The source said there was evidence that home-grown terrorists might be targeting a major political candidate like Carson. The Secret Service approached the Carson campaign to offer federal protection.
Both Carson and his campaign strongly resisted the Secret Service’s request at first, the source said.
But then Carson reluctantly agreed to the deployment of agents after the agency warned of grave danger and shared certain intelligence.
“It is widely believed ISIS would like to strike a major political target in the U.S.,” the source said. The FBI has not offered such an assessment publicly.

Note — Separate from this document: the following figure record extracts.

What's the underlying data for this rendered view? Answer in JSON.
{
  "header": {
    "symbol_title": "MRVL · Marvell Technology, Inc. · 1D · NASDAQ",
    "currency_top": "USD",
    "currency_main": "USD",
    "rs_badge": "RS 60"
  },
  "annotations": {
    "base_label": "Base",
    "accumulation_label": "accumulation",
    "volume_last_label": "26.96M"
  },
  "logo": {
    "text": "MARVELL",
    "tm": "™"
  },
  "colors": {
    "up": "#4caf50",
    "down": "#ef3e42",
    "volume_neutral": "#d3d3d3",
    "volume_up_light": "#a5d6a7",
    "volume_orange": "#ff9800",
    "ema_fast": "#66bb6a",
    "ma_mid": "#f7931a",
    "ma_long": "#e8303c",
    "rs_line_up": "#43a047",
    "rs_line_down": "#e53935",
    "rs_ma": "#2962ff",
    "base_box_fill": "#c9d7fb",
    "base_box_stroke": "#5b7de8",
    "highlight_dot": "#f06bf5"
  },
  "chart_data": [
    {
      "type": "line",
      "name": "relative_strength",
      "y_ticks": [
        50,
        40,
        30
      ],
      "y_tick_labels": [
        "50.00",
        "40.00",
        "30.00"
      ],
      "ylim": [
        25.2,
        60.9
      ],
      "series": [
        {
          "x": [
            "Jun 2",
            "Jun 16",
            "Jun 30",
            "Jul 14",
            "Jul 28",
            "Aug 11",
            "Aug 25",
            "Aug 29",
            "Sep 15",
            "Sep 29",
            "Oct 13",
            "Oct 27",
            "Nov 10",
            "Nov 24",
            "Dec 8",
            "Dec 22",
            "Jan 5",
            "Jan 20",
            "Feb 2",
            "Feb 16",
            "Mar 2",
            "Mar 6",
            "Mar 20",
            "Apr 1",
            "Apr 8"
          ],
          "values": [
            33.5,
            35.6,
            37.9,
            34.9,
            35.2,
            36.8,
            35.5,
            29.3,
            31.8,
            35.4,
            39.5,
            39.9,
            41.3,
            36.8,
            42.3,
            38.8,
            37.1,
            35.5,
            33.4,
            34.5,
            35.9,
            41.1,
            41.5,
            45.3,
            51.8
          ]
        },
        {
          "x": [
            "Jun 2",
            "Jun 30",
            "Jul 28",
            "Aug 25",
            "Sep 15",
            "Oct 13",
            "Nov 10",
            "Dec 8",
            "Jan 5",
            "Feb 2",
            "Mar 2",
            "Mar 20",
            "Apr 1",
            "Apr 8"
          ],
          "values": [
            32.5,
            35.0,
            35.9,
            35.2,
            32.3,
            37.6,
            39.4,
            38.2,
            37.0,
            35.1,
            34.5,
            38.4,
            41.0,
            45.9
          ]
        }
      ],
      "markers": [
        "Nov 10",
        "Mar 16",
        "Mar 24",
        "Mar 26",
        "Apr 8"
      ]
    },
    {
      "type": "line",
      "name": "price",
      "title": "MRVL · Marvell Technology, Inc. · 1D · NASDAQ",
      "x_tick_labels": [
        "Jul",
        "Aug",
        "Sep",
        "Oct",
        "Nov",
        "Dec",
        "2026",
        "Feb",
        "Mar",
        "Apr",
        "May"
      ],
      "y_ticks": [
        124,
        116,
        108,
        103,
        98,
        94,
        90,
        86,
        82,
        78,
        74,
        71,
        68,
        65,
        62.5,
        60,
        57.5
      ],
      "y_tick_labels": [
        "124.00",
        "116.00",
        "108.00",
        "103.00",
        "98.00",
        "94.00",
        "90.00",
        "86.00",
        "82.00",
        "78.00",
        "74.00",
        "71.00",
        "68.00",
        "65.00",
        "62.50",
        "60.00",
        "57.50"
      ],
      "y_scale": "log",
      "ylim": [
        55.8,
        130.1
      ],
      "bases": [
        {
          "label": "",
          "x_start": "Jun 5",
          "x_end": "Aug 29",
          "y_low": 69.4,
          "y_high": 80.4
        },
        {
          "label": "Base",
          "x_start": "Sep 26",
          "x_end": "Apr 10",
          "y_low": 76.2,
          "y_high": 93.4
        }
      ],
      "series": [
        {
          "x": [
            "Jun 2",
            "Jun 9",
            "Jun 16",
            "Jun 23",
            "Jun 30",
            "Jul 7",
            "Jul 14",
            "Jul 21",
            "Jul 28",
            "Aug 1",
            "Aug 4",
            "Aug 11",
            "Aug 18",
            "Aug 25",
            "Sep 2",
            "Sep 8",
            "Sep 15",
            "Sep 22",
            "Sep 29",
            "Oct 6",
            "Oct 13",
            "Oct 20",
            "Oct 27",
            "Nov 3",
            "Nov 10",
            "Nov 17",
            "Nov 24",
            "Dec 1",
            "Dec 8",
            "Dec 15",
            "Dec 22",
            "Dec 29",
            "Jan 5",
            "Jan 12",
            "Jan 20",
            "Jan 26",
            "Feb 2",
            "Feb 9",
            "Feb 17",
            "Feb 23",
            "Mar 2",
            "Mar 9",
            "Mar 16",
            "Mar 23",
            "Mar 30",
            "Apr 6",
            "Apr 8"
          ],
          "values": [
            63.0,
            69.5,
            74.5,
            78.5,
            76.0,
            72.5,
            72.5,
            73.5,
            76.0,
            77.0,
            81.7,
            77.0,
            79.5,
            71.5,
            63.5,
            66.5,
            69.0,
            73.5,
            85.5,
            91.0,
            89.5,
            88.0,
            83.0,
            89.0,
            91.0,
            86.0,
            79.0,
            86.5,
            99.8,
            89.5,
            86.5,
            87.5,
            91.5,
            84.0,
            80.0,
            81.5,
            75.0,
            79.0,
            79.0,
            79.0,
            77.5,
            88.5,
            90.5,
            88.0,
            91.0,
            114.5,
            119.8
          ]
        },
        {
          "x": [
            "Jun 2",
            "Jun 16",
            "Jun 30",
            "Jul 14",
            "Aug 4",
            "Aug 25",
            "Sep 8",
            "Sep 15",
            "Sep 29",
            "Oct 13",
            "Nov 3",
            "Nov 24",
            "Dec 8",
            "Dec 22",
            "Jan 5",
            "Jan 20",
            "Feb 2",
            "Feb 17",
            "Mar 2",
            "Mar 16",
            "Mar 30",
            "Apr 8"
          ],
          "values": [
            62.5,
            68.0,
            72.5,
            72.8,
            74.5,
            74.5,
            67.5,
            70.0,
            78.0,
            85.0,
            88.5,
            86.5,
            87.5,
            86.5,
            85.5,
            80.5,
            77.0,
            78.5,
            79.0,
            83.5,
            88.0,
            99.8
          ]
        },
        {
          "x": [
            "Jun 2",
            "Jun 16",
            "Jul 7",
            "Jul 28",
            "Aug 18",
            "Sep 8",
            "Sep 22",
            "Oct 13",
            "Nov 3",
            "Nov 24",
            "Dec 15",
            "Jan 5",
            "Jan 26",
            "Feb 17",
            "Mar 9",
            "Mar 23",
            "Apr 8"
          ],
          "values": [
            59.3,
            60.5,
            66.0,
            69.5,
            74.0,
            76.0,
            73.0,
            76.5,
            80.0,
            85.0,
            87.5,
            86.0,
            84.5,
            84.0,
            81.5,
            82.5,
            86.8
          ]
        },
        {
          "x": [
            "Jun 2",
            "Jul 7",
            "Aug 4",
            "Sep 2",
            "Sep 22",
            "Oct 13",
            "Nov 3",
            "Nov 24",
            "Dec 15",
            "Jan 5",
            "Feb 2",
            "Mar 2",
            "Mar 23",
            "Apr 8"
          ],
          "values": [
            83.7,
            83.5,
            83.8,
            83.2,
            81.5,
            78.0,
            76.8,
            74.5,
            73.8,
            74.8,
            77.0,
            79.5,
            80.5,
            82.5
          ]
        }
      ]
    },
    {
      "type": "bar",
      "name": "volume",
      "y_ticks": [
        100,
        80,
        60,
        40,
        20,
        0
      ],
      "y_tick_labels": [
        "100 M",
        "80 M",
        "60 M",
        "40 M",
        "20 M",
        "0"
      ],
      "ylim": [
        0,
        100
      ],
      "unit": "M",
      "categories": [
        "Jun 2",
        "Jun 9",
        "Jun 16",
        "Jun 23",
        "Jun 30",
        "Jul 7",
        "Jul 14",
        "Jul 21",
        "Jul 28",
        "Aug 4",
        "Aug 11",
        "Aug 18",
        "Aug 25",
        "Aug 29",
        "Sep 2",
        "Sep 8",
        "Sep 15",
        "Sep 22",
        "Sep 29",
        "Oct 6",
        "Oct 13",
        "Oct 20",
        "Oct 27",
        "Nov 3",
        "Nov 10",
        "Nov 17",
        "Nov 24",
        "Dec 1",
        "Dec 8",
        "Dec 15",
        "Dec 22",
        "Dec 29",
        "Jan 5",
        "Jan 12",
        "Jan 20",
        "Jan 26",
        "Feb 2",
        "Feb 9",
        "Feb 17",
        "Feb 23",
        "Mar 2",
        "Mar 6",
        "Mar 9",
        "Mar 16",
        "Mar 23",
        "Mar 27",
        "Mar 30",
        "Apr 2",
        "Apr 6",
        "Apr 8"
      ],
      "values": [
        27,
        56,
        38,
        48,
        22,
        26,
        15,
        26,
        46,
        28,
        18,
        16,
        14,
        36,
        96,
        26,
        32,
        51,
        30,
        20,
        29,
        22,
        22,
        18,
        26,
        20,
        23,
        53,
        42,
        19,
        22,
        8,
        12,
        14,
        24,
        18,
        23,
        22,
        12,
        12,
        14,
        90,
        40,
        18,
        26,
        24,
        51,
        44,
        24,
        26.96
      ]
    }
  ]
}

But earlier this week, FBI Director James Comey told reporters in the Cincinnati area that the bureau’s efforts to monitor ISIS activities continue “24 hours” a day.
He added that the Islamic State group is encouraging potential U.S.-based supporters to either come to Syria “or if you can’t come, kill where you are.”
Unlike Carson, Republican front-runner Trump has officially requested Secret Service protection.
The billionaire noted that he has drawn "by far the biggest crowds" of any candidate at his events. He also said that President Barack Obama had received protection at this stage of his first campaign in 2008.
"I want to put them on notice because they should have a liability," Trump told The Hill. "Personally, I think if Obama were doing as well as me he would’ve had Secret Service [earlier].”
Obama, who was an Illinois senator during the 2008 contest, received Secret Service protection on May 3, 2007, with law enforcement officials saying that the protection was not approved because of any specific threats.
In July, shortly after Trump criticized the Mexican government for the escape of drug lord Joaquin "El Chapo" Guzman from a maximum-security prison, a Twitter account linked to Guzman issued a threat against the billionaire: “Keep f–king around and I’m gonna make you swallow your whore words you f–king whitey milks–tter.”
Earlier this month Telesur, a Latin American television network based in Venezuela, reported uncorroborated claims that El Chapo has placed a $100 million bounty on Trump to encourage his assassination.
Eric Trump, one of the candidate's three sons, also expressed concerns about his father's safety on the campaign trail. Trump has five children.
"My father's my best friend," Eric Trump told Fox News on Friday. "He's my idol. He's my boss.
"We work side by side. We spend every weekend together," he added. "He's really my best friend in the world."
The younger Trump estimated that as many as 30,000 or more people have been attending Trump rallies.
"There's mobs of people, and the energy, it's incredible," Eric Trump said. "But it really only takes one."